Survey Finds Foreign Students Aren’t Applying to American Colleges

[Note: This item comes from friend Bob Frankston. Bob’s comment:’The end of the American Century. The harm that Trump does to the economy has no limits.’. DLH]

Survey Finds Foreign Students Aren’t Applying to American Colleges
Mar 25 2017

Application and acceptance season is underway at America’s colleges and universities. But this year, some institutions of higher learning may see a noticeable dip in attendance from one group purposely choosing to stay home: foreign students.

Applications from international students from countries such as China, India and in particular, the Middle East, are down this year at nearly 40 percent of schools that answered a recent survey by the American Association of Collegiate Registrars and Admissions Officers.

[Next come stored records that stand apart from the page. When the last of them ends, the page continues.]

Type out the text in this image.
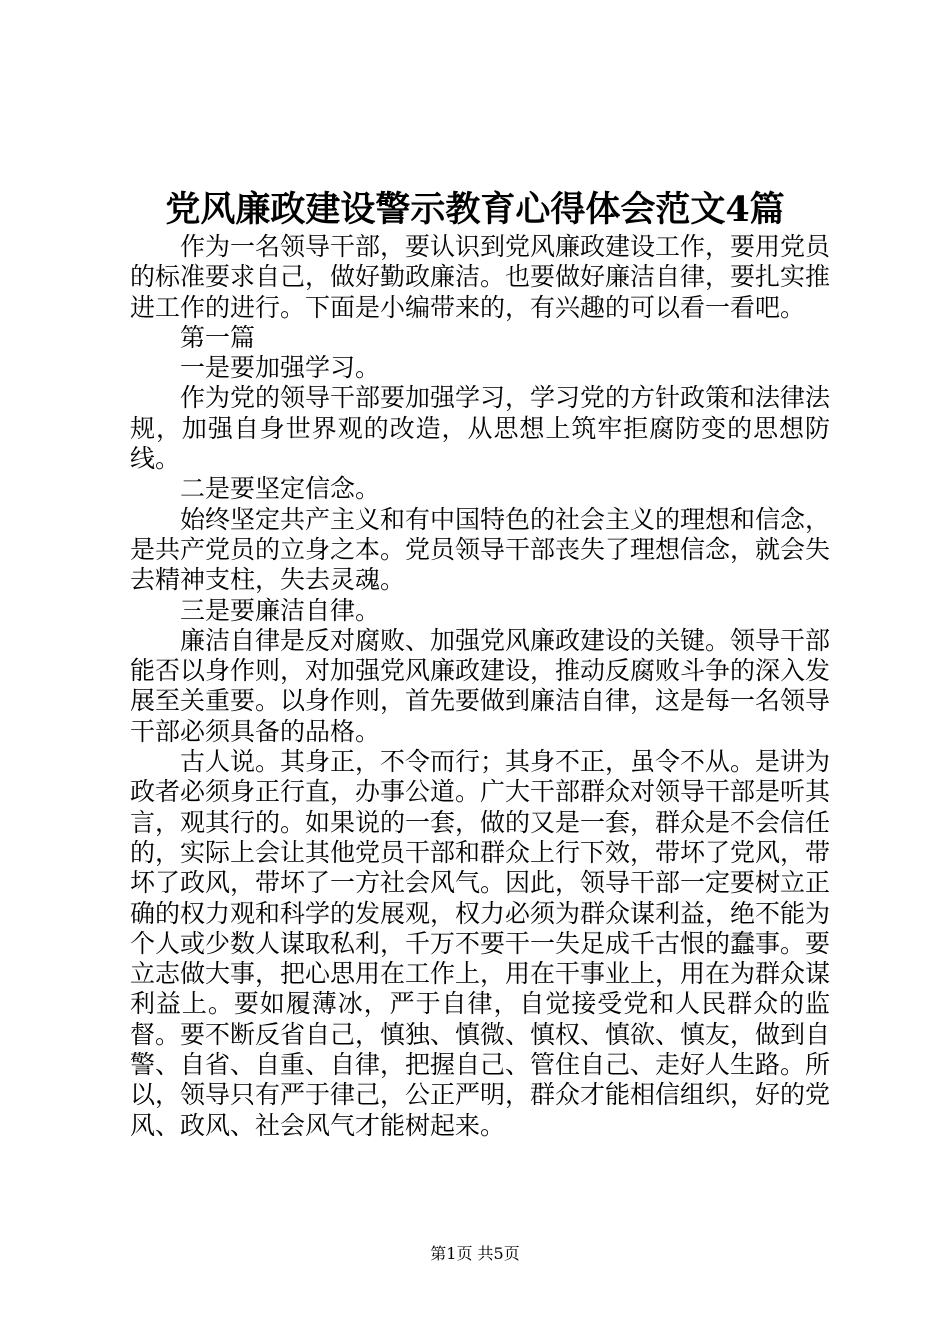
党风廉政建设警示教育心得体会范文4篇

作为一名领导干部，要认识到党风廉政建设工作，要用党员的标准要求自己，做好勤政廉洁。也要做好廉洁自律，要扎实推进工作的进行。下面是小编带来的，有兴趣的可以看一看吧。

第一篇

一是要加强学习。

作为党的领导干部要加强学习，学习党的方针政策和法律法规，加强自身世界观的改造，从思想上筑牢拒腐防变的思想防线。

二是要坚定信念。

始终坚定共产主义和有中国特色的社会主义的理想和信念，是共产党员的立身之本。党员领导干部丧失了理想信念，就会失去精神支柱，失去灵魂。

三是要廉洁自律。

廉洁自律是反对腐败、加强党风廉政建设的关键。领导干部能否以身作则，对加强党风廉政建设，推动反腐败斗争的深入发展至关重要。以身作则，首先要做到廉洁自律，这是每一名领导干部必须具备的品格。

古人说。其身正，不令而行；其身不正，虽令不从。是讲为政者必须身正行直，办事公道。广大干部群众对领导干部是听其言，观其行的。如果说的一套，做的又是一套，群众是不会信任的，实际上会让其他党员干部和群众上行下效，带坏了党风，带坏了政风，带坏了一方社会风气。因此，领导干部一定要树立正确的权力观和科学的发展观，权力必须为群众谋利益，绝不能为个人或少数人谋取私利，千万不要干一失足成千古恨的蠢事。要立志做大事，把心思用在工作上，用在干事业上，用在为群众谋利益上。要如履薄冰，严于自律，自觉接受党和人民群众的监督。要不断反省自己，慎独、慎微、慎权、慎欲、慎友，做到自警、自省、自重、自律，把握自己、管住自己、走好人生路。所以，领导只有严于律己，公正严明，群众才能相信组织，好的党风、政风、社会风气才能树起来。

第1页 共5页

Educators, recruiters and school officials report that the perception of America has changed for international students, and it just doesn’t seem to be as welcoming a place anymore. Officials point to the Trump administration’s rhetoric surrounding immigration and the issuing of a travel ban as having an effect.

“Yes, we definitely are sounding the warning,” said Melanie Gottlieb, deputy director of the American Association of Collegiate Registrars and Admissions Officers, adding, “We would hope that the [Trump] administration would say [to] cool the rhetoric a bit around immigration.”

Former and potential foreign exchange students told NBC News that they’re leery of what might happen to them once they step foot into the United States.

In Cairo, Momen Rihan, who spent a few months as an exchange student in America and decided not to come back, said he’s been observing posts on social media from other travelers.

“They say they face problems at airports when they try to check into the United States because they are Arab,” Rihan said.

Taiwanese student Vicky Sung, who is deciding whether to attend Columbia University or Arizona State University, said she’s mindful of recent attacks on foreigners living and working in the United States. In February, two Indian-born men working in Kansas were shot and one of them killed in what federal prosecutors are calling a hate crime because the shooter allegedly said, “Get out of my country.”

“Safety is a big concern for choosing which university to go to,” Sung said, “or even whether to go at all.”

Her friend, Yi Zhihui of China, also expressed concern about whether Trump will make visa’s more restrictive if tensions with China over trade or other political issues heat up.

“I consider education sort of an investment, and if my visa gets canceled and I can’t enter the country, that’s kind of investment failure,” he explained.